Walter Dellinger

Walter Dellinger

Title:
Douglas B. Maggs Professor of Law at Duke University

In addition to his professorship at Duke University, Walter Dellinger is a member of the Appellate Practice at the law firm of O’Melveny & Myers and is a Visiting Professor of Law at Harvard University. He was a part of the legal team that helped prepare the federal government’s case for the Affordable Care Act before the Supreme Court in June 2012. Most recently, he has submitted amicus briefs in support of marriage equality.
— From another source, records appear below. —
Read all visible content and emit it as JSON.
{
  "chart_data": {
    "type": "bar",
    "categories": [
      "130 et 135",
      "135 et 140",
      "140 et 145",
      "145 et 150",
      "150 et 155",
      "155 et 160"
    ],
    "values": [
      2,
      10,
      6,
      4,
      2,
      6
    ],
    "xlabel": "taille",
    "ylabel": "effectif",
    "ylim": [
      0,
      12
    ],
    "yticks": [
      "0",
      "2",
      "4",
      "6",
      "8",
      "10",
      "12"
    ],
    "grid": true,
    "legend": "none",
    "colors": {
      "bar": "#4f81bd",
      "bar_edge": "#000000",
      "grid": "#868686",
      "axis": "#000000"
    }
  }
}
After serving in early 1993 in the White House as an advisor to the President on constitutional issues, he was nominated by the President to be Assistant Attorney General. He was confirmed by the Senate in October 1993 and served for three years. Dellinger served as Assistant Attorney General and head of the Office of Legal Counsel (OLC) from 1993 to 1996. He was acting Solicitor General for the 1996-97 Term of the US Supreme Court. During that time, Walter argued nine cases before the Court, the most by any Solicitor General in more than 20 years. His arguments included cases dealing with physician-assisted suicide, the line item veto, the cable television act, the Brady Act, the Religious Freedom Restoration Act, and the constitutionality of remedial services for parochial school children.
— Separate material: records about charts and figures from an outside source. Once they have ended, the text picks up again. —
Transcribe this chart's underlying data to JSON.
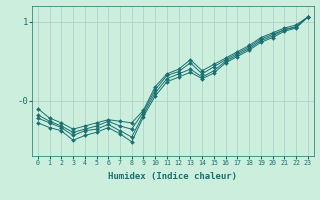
{
  "xlabel": "Humidex (Indice chaleur)",
  "background_color": "#cceedd",
  "grid_color": "#aacccc",
  "line_color": "#1a7070",
  "xlim": [
    -0.5,
    23.5
  ],
  "ylim": [
    -0.7,
    1.2
  ],
  "xticks": [
    0,
    1,
    2,
    3,
    4,
    5,
    6,
    7,
    8,
    9,
    10,
    11,
    12,
    13,
    14,
    15,
    16,
    17,
    18,
    19,
    20,
    21,
    22,
    23
  ],
  "x": [
    0,
    1,
    2,
    3,
    4,
    5,
    6,
    7,
    8,
    9,
    10,
    11,
    12,
    13,
    14,
    15,
    16,
    17,
    18,
    19,
    20,
    21,
    22,
    23
  ],
  "lines": [
    [
      -0.1,
      -0.22,
      -0.28,
      -0.36,
      -0.32,
      -0.28,
      -0.24,
      -0.26,
      -0.28,
      -0.12,
      0.18,
      0.34,
      0.4,
      0.52,
      0.38,
      0.46,
      0.54,
      0.62,
      0.7,
      0.8,
      0.86,
      0.92,
      0.96,
      1.06
    ],
    [
      -0.18,
      -0.26,
      -0.32,
      -0.4,
      -0.36,
      -0.32,
      -0.26,
      -0.32,
      -0.36,
      -0.14,
      0.14,
      0.32,
      0.37,
      0.48,
      0.34,
      0.43,
      0.52,
      0.6,
      0.68,
      0.78,
      0.84,
      0.9,
      0.94,
      1.06
    ],
    [
      -0.22,
      -0.28,
      -0.34,
      -0.44,
      -0.38,
      -0.36,
      -0.3,
      -0.38,
      -0.46,
      -0.17,
      0.1,
      0.28,
      0.34,
      0.4,
      0.3,
      0.38,
      0.5,
      0.58,
      0.66,
      0.76,
      0.82,
      0.9,
      0.93,
      1.06
    ],
    [
      -0.28,
      -0.34,
      -0.38,
      -0.5,
      -0.44,
      -0.4,
      -0.34,
      -0.42,
      -0.52,
      -0.2,
      0.06,
      0.24,
      0.3,
      0.36,
      0.28,
      0.35,
      0.48,
      0.56,
      0.64,
      0.74,
      0.8,
      0.88,
      0.92,
      1.06
    ]
  ],
  "ytick_positions": [
    -0.0,
    1.0
  ],
  "ytick_labels": [
    "-0",
    "1"
  ]
}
Walter has published articles on constitutional issues for scholarly journals including the Harvard Law Review, the Yale Law Journal, and the Duke Law Journal, and has written for the New York Times, the Washington Post, Newsweek, the New Republic, and the London Times. He has been a visiting professor at the Catholic University of Belgium and has given lectures to university faculties in Florence, Siena, Nuremberg, Copenhagen, Leiden, Utrecht, Tilburg, Mexico, and Rio de Janeiro, and has delivered major lectures at Stanford, Yale, Harvard, Michigan, Berkeley, Penn, Duke, Chicago, and other US law schools. He has testified more than 25 times before committees of Congress.